West Bank Settlers Force Mohammed Asasa to Exhume Father's Body Near Jenin
Mohammed Asasa and his brothers were confronted by armed Jewish settlers at their father Hussein Asasa's fresh grave in the village of Asasa, near Jenin, shortly after his burial. The settlers, from the recently re-established Sa-Nur settlement, were actively digging at the grave and demanded the family exhume the body themselves or face the settlers doing it.
Mobile phone footage depicts family members re-excavating the grave as settlers, some armed with automatic rifles, supervised. The family then carried Hussein Asasa's shrouded body away from the cemetery.
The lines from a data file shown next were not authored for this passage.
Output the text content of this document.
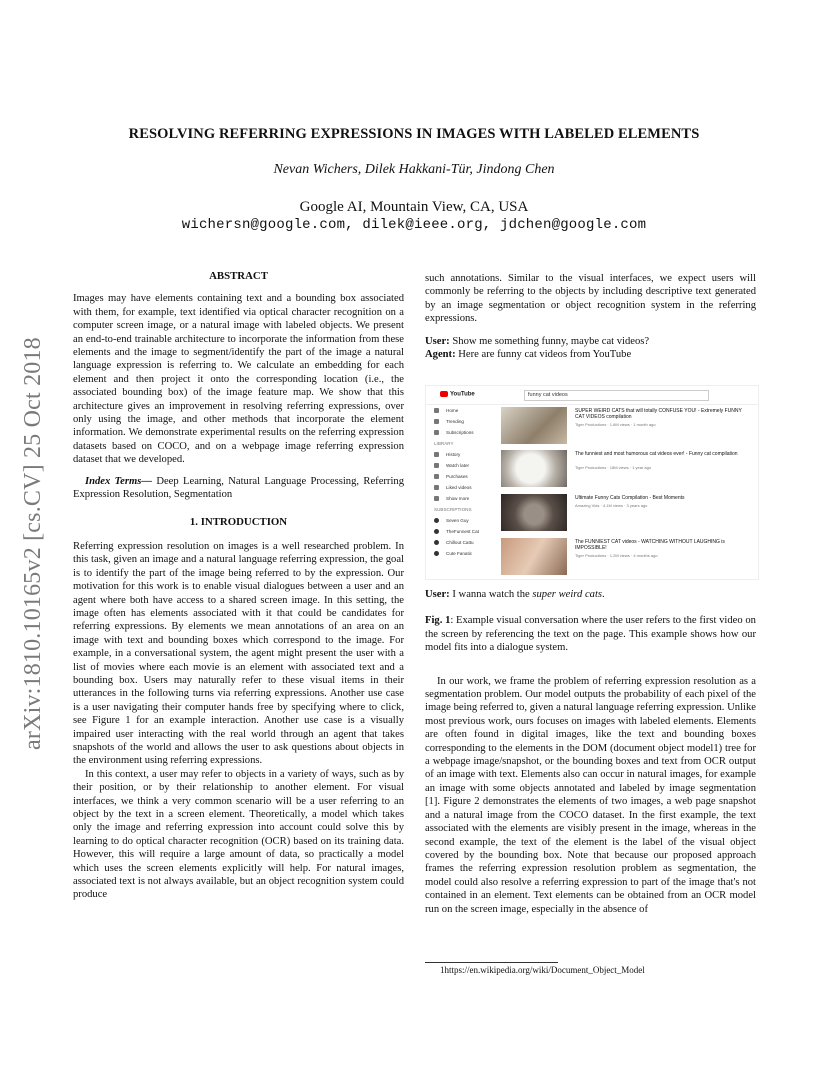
RESOLVING REFERRING EXPRESSIONS IN IMAGES WITH LABELED ELEMENTS
Nevan Wichers, Dilek Hakkani-Tür, Jindong Chen
Google AI, Mountain View, CA, USA
wichersn@google.com, dilek@ieee.org, jdchen@google.com
arXiv:1810.10165v2 [cs.CV] 25 Oct 2018

ABSTRACT

Images may have elements containing text and a bounding box associated with them, for example, text identified via optical character recognition on a computer screen image, or a natural image with labeled objects. We present an end-to-end trainable architecture to incorporate the information from these elements and the image to segment/identify the part of the image a natural language expression is referring to. We calculate an embedding for each element and then project it onto the corresponding location (i.e., the associated bounding box) of the image feature map. We show that this architecture gives an improvement in resolving referring expressions, over only using the image, and other methods that incorporate the element information. We demonstrate experimental results on the referring expression datasets based on COCO, and on a webpage image referring expression dataset that we developed.

Index Terms— Deep Learning, Natural Language Processing, Referring Expression Resolution, Segmentation

1. INTRODUCTION

Referring expression resolution on images is a well researched problem. In this task, given an image and a natural language referring expression, the goal is to identify the part of the image being referred to by the expression. Our motivation for this work is to enable visual dialogues between a user and an agent where both have access to a shared screen image. In this setting, the image often has elements associated with it that could be candidates for referring expressions. By elements we mean annotations of an area on an image with text and bounding boxes which correspond to the image. For example, in a conversational system, the agent might present the user with a list of movies where each movie is an element with associated text and a bounding box. Users may naturally refer to these visual items in their utterances in the following turns via referring expressions. Another use case is a user navigating their computer hands free by specifying where to click, see Figure 1 for an example interaction. Another use case is a visually impaired user interacting with the real world through an agent that takes snapshots of the world and allows the user to ask questions about objects in the environment using referring expressions.

In this context, a user may refer to objects in a variety of ways, such as by their position, or by their relationship to another element. For visual interfaces, we think a very common scenario will be a user referring to an object by the text in a screen element. Theoretically, a model which takes only the image and referring expression into account could solve this by learning to do optical character recognition (OCR) based on its training data. However, this will require a large amount of data, so practically a model which uses the screen elements explicitly will help. For natural images, associated text is not always available, but an object recognition system could produce

such annotations. Similar to the visual interfaces, we expect users will commonly be referring to the objects by including descriptive text generated by an image segmentation or object recognition system in the referring expressions.

User: Show me something funny, maybe cat videos?

Agent: Here are funny cat videos from YouTube

YouTube	funny cat videos
Home
Trending
Subscriptions
LIBRARY
History
Watch later
Purchases
Liked videos
Show more
SUBSCRIPTIONS
Seven Guy
TheFunnest Cat
Chillout Cattu
Cute Fanatic
SUPER WEIRD CATS that will totally CONFUSE YOU! - Extremely FUNNY CAT VIDEOS compilation
Tiger Productions · 1.6M views · 1 month ago
The funniest and most humorous cat videos ever! - Funny cat compilation
Tiger Productions · 18M views · 1 year ago
Ultimate Funny Cats Compilation - Best Moments
Amazing Vids · 4.1M views · 3 years ago
The FUNNIEST CAT videos - WATCHING WITHOUT LAUGHING is IMPOSSIBLE!
Tiger Productions · 1.2M views · 4 months ago

User: I wanna watch the super weird cats.

Fig. 1: Example visual conversation where the user refers to the first video on the screen by referencing the text on the page. This example shows how our model fits into a dialogue system.

In our work, we frame the problem of referring expression resolution as a segmentation problem. Our model outputs the probability of each pixel of the image being referred to, given a natural language referring expression. Unlike most previous work, ours focuses on images with labeled elements. Elements are often found in digital images, like the text and bounding boxes corresponding to the elements in the DOM (document object model1) tree for a webpage image/snapshot, or the bounding boxes and text from OCR output of an image with text. Elements also can occur in natural images, for example an image with some objects annotated and labeled by image segmentation [1]. Figure 2 demonstrates the elements of two images, a web page snapshot and a natural image from the COCO dataset. In the first example, the text associated with the elements are visibly present in the image, whereas in the second example, the text of the element is the label of the visual object covered by the bounding box. Note that because our proposed approach frames the referring expression resolution problem as segmentation, the model could also resolve a referring expression to part of the image that's not contained in an element. Text elements can be obtained from an OCR model run on the screen image, especially in the absence of

1https://en.wikipedia.org/wiki/Document_Object_Model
The Israeli army stated it intervened to confiscate digging tools and prevent further "tension," yet the family accused soldiers of inaction while they were forced to empty the grave. The Israel Defense Forces (IDF) released a statement condemning actions that harm "public order, the rule of law, and the dignity of the living and the deceased."
The UN human rights office denounced the act as "appalling and emblematic of the dehumanisation of Palestinians," highlighting that it "spares no-one, dead or alive." Locals attribute increased community tensions to the re-establishment of the Sa-Nur settlement, which is illegal under international law.
The Netanyahu government's decision to permit the re-occupation and expansion of settlements in the occupied West Bank has effectively rendered olive groves, fields, and even cemeteries inaccessible to their Palestinian owners. Human rights groups report a surge in settler violence across the West Bank, with armed settlers posing an increasing threat to Palestinian safety and livelihoods, often empowered by extremist elements within the Israeli government.